In the second quarter, the two companies that have reported earnings are expecting demand to pick up, with Canadian Solar guiding 380 MW to 420 MW of shipments and Trina Solar sees 500 MW to 530 MW.

So, overall the general shipment trend is down across Chinese solar in Q1, but there is an expected boom in the remainder of 2013. Any improvement is projecting, not based on an overarching trend in reported numbers. 

Can they ever be profitable?
If we overlay the negative trends above with expected improvement during the rest of the year, we need to ask if these companies can ever be profitable again.

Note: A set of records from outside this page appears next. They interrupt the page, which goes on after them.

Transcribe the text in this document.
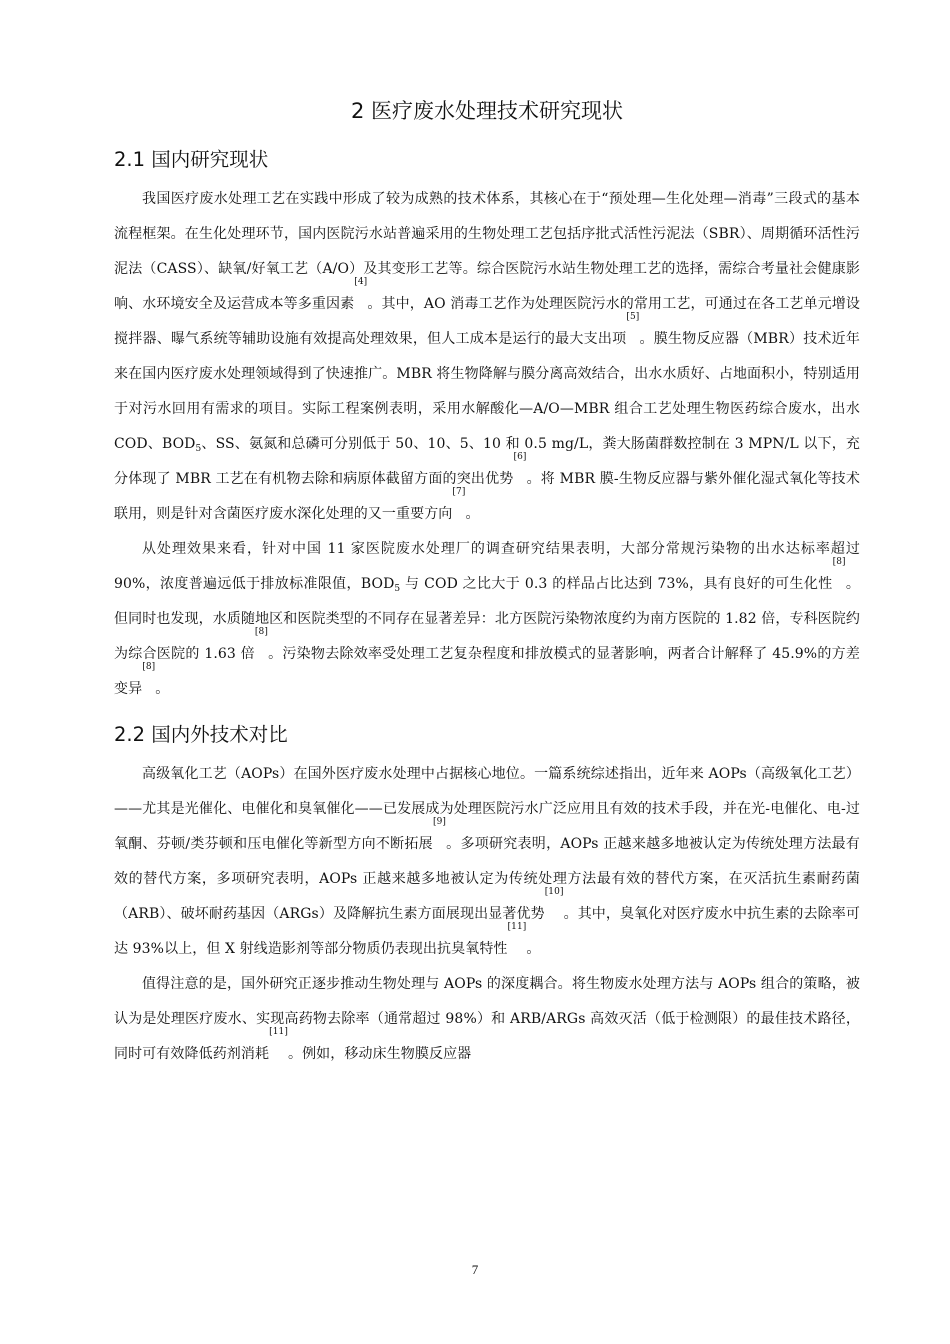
2 医疗废水处理技术研究现状
2.1 国内研究现状

我国医疗废水处理工艺在实践中形成了较为成熟的技术体系，其核心在于“预处理—生化处理—消毒”三段式的基本流程框架。在生化处理环节，国内医院污水站普遍采用的生物处理工艺包括序批式活性污泥法（SBR）、周期循环活性污泥法（CASS）、缺氧/好氧工艺（A/O）及其变形工艺等。综合医院污水站生物处理工艺的选择，需综合考量社会健康影响、水环境安全及运营成本等多重因素[4]。其中，AO 消毒工艺作为处理医院污水的常用工艺，可通过在各工艺单元增设搅拌器、曝气系统等辅助设施有效提高处理效果，但人工成本是运行的最大支出项[5]。膜生物反应器（MBR）技术近年来在国内医疗废水处理领域得到了快速推广。MBR 将生物降解与膜分离高效结合，出水水质好、占地面积小，特别适用于对污水回用有需求的项目。实际工程案例表明，采用水解酸化—A/O—MBR 组合工艺处理生物医药综合废水，出水 COD、$BOD_5$、SS、氨氮和总磷可分别低于 50、10、5、10 和 0.5 mg/L，粪大肠菌群数控制在 3 MPN/L 以下，充分体现了 MBR 工艺在有机物去除和病原体截留方面的突出优势[6]。将 MBR 膜-生物反应器与紫外催化湿式氧化等技术联用，则是针对含菌医疗废水深化处理的又一重要方向[7]。

从处理效果来看，针对中国 11 家医院废水处理厂的调查研究结果表明，大部分常规污染物的出水达标率超过 90%，浓度普遍远低于排放标准限值，$BOD_5$ 与 COD 之比大于 0.3 的样品占比达到 73%，具有良好的可生化性[8]。但同时也发现，水质随地区和医院类型的不同存在显著差异：北方医院污染物浓度约为南方医院的 1.82 倍，专科医院约为综合医院的 1.63 倍[8]。污染物去除效率受处理工艺复杂程度和排放模式的显著影响，两者合计解释了 45.9%的方差变异[8]。

2.2 国内外技术对比

高级氧化工艺（AOPs）在国外医疗废水处理中占据核心地位。一篇系统综述指出，近年来 AOPs（高级氧化工艺）——尤其是光催化、电催化和臭氧催化——已发展成为处理医院污水广泛应用且有效的技术手段，并在光-电催化、电-过氧酮、芬顿/类芬顿和压电催化等新型方向不断拓展[9]。多项研究表明，AOPs 正越来越多地被认定为传统处理方法最有效的替代方案，多项研究表明，AOPs 正越来越多地被认定为传统处理方法最有效的替代方案，在灭活抗生素耐药菌（ARB）、破坏耐药基因（ARGs）及降解抗生素方面展现出显著优势[10]。其中，臭氧化对医疗废水中抗生素的去除率可达 93%以上，但 X 射线造影剂等部分物质仍表现出抗臭氧特性[11]。

值得注意的是，国外研究正逐步推动生物处理与 AOPs 的深度耦合。将生物废水处理方法与 AOPs 组合的策略，被认为是处理医疗废水、实现高药物去除率（通常超过 98%）和 ARB/ARGs 高效灭活（低于检测限）的最佳技术路径，同时可有效降低药剂消耗[11]。例如，移动床生物膜反应器

7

Canadian Solar is carrying $1.7 billion of debt (including notes payable) and Trina Solar had $1.3 billion of debt. To pay for this debt alone, they must make about $60 million annually based on first-quarter interest payments, which are still at extremely low rates. If we annualize interest and operating expenses based on the first quarter and use each company's shipment guidance, we can estimate the needed gross margin per watt of solar.

 

Canadian Solar

Trina Solar

Annual Operating Expenses

$150 million

$178 million

Annual Interest Expense

$60 million

$60 million

Breakeven Gross Profit

$210 million

$238 million

Shipment Guidance (top end)

1.8 GW

2.1 GW

Gross Profit Needed per Watt

$0.117

$0.113

Based on these numbers and an average sale price of about $0.65 per watt for the industry, these companies would need to make a gross margin of at least 17% just to break even. And this doesn't include taxes or rising interest costs from growing debt loads.

Canadian Solar and Trina Solar are two of the better companies in Chinese solar and it's difficult to see either company generating a profit in the next year based on the numbers above. Until I see reported margins move close to breakeven, Chinese solar is a guessing game of might win and when they'll begin to make money.